“Some leaves to make garlands for the social,” Polly answered more cheerfully. “Would you mind holding this?” She gave him one end of a string of leaves.

“Where are the children?”

“Gone home.”

“You like the children very much, don't you, Polly?” Douglas was striving for a path that might lead them to the subject that was troubling him.

“Oh, no, I don't LIKE them, I LOVE them.” She looked at him with tender eyes.

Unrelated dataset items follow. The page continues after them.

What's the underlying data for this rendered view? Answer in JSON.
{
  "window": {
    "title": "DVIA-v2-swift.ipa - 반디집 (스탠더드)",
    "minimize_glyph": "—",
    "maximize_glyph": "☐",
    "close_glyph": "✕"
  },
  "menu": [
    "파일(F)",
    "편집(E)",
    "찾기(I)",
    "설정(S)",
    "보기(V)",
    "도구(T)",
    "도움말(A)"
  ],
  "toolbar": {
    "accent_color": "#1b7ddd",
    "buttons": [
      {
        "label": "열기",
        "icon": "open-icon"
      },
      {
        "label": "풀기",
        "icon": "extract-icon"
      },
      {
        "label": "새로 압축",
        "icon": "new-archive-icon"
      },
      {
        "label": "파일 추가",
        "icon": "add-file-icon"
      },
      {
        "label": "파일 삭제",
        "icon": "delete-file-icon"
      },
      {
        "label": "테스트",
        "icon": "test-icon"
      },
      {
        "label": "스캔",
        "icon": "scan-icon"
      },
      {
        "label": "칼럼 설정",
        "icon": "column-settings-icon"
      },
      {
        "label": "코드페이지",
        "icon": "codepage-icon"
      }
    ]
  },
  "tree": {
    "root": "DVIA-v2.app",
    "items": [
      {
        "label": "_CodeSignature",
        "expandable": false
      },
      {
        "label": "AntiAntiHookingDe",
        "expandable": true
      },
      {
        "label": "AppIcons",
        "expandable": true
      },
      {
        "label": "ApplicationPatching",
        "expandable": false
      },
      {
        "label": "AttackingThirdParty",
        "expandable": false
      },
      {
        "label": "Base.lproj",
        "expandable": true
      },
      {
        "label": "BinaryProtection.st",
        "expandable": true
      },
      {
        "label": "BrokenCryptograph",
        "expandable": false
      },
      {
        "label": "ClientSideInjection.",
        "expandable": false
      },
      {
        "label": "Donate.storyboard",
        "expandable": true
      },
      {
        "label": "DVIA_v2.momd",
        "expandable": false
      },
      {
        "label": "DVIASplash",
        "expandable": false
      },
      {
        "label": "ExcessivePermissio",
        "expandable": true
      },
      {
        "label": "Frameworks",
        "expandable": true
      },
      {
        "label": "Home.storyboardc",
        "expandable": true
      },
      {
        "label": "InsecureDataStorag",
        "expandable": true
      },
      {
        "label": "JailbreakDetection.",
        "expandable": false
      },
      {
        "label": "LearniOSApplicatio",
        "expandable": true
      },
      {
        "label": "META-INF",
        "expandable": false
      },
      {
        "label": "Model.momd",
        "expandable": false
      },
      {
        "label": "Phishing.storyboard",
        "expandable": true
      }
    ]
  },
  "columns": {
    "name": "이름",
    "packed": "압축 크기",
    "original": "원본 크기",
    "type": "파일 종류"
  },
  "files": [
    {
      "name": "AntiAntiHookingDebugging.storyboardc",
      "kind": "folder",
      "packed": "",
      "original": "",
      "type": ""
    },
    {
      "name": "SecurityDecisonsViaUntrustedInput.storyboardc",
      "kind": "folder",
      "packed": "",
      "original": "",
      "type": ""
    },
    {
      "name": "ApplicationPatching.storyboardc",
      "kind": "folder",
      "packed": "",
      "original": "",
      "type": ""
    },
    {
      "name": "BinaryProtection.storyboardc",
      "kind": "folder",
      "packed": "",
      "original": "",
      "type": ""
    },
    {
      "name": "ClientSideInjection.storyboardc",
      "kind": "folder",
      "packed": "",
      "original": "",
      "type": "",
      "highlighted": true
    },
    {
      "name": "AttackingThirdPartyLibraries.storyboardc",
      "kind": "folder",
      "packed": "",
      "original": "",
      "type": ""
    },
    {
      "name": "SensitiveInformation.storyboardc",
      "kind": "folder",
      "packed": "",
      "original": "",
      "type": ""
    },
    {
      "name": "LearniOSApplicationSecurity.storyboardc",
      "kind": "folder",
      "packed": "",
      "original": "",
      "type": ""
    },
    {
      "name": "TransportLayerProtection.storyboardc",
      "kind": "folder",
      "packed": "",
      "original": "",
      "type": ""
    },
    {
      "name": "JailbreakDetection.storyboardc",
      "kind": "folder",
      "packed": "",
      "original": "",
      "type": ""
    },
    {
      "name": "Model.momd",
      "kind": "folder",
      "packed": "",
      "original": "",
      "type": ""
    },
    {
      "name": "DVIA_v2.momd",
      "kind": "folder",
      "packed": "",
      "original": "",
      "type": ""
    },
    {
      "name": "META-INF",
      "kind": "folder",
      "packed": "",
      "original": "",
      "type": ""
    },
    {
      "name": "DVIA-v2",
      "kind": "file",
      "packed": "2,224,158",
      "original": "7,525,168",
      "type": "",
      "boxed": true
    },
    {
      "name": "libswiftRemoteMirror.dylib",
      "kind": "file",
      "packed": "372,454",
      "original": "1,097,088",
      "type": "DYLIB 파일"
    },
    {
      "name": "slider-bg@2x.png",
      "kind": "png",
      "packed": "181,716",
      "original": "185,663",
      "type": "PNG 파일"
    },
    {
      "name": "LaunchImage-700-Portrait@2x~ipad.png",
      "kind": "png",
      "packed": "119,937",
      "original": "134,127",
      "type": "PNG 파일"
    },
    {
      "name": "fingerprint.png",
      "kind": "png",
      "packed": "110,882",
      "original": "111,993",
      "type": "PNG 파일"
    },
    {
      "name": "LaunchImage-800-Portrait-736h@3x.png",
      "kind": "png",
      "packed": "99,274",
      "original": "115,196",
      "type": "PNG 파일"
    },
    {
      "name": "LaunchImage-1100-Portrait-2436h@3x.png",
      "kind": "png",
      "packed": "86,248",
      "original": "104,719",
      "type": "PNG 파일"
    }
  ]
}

“You're the greatest baby of all.” A puzzled line came between his eyes as he studied her more closely. “And yet, you're not such a child, are you, Polly? You're quite grown up, almost a young lady.” He looked at her from a strange, unwelcome point of view. She was all of that as she sat at his feet, yearning and slender and fair, at the turning of her seventeenth year.

“I wonder how you would like to go way?” Her eyes met his in terror. “Away to a great school,” he added quickly, flinching from the very first hurt that he had inflicted; “where there are a lot of other young ladies.”

“Is it a place where you would be?” She looked up at him anxiously. She wondered if his “show” was about to “move on.”

“I'm afraid not,” Douglas answered, smiling in spite of his heavy heart.

“I wouldn't like any place without you,” she said decidedly, and seemed to consider the subject dismissed.